Northwest Arkansas Democrat-Gazette
Crowd protests Alabama abortion law
MONTGOMERY, Ala. — Hundreds of demonstrators Sunday marched to the Alabama Capitol to protest the state’s newly approved abortion ban.
Protesters chanted “My body, my choice!” and “vote them out!” as they rallied Sunday evening, days after Gov. Kay Ivey signed the near total abortion ban into law.
The Alabama law, the nation’s most restrictive, is to take effect in six months. It bans abortion in almost all cases unless necessary because of a mother’s health. There are no exceptions for pregnancies involving rape and incest. The law would make it a felony, punishable by up to 99 years or life in prison, to perform an abortion. There would be no punishment for the woman receiving the abortion.

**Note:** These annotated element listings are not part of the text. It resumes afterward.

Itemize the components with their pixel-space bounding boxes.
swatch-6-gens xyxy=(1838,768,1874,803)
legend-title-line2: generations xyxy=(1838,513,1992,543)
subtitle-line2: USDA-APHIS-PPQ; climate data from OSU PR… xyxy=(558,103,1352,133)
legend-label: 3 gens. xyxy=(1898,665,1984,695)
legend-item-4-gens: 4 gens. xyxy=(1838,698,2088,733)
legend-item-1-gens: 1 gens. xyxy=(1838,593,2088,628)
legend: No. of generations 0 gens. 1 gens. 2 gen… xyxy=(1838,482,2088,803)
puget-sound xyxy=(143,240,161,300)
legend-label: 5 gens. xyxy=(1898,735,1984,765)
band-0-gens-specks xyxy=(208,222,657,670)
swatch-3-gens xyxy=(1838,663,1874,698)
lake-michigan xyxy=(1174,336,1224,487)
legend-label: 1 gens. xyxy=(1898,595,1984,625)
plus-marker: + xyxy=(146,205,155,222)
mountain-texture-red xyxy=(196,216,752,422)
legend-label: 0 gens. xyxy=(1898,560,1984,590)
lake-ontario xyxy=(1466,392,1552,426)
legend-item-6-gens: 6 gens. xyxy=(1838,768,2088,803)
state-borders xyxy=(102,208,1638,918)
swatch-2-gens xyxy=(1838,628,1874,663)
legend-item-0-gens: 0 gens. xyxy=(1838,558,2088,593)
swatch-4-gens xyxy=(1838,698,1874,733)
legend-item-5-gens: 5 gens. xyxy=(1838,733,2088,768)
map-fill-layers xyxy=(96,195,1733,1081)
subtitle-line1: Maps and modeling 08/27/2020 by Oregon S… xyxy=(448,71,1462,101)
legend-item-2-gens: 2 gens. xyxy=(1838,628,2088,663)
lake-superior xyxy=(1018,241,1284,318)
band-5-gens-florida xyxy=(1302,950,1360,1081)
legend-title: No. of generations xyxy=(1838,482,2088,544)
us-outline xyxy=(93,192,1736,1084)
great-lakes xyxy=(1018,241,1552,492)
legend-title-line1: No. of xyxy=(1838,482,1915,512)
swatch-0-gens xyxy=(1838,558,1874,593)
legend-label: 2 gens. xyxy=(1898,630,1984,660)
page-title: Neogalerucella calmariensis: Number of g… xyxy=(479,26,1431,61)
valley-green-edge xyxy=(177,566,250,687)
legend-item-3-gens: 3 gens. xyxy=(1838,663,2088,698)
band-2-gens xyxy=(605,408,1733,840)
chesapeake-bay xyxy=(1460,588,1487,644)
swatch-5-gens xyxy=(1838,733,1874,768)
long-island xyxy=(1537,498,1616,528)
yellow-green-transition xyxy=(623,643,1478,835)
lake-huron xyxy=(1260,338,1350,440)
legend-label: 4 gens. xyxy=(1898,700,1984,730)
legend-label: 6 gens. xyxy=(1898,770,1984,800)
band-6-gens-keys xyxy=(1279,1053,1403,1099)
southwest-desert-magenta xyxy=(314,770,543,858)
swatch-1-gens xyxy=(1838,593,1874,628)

Planned Parenthood and the American Civil Liberties Union say they plan to sue the state to try to block the law’s implementation.
“Banning abortion does not stop abortion. It stops safe abortion,” said Staci Fox, chief executive officer and president of Planned Parenthood Southeast, addressing the cheering crowd outside the Alabama Capitol.
Alabama and other states are enacting abortion restrictions in hopes of getting a conservative-leaning U.S. Supreme Court to revisit the 1973 decision that legalized abortion nationwide.
Marchers on Sunday said the measures have energized supporters of legalized abortion, and they say they are digging in for a legal and political fight. Along the route they took, the protesters passed by scattered counterdemonstrators raising signs against abortion.
Similar demonstrations were held Sunday in Birmingham and Huntsville.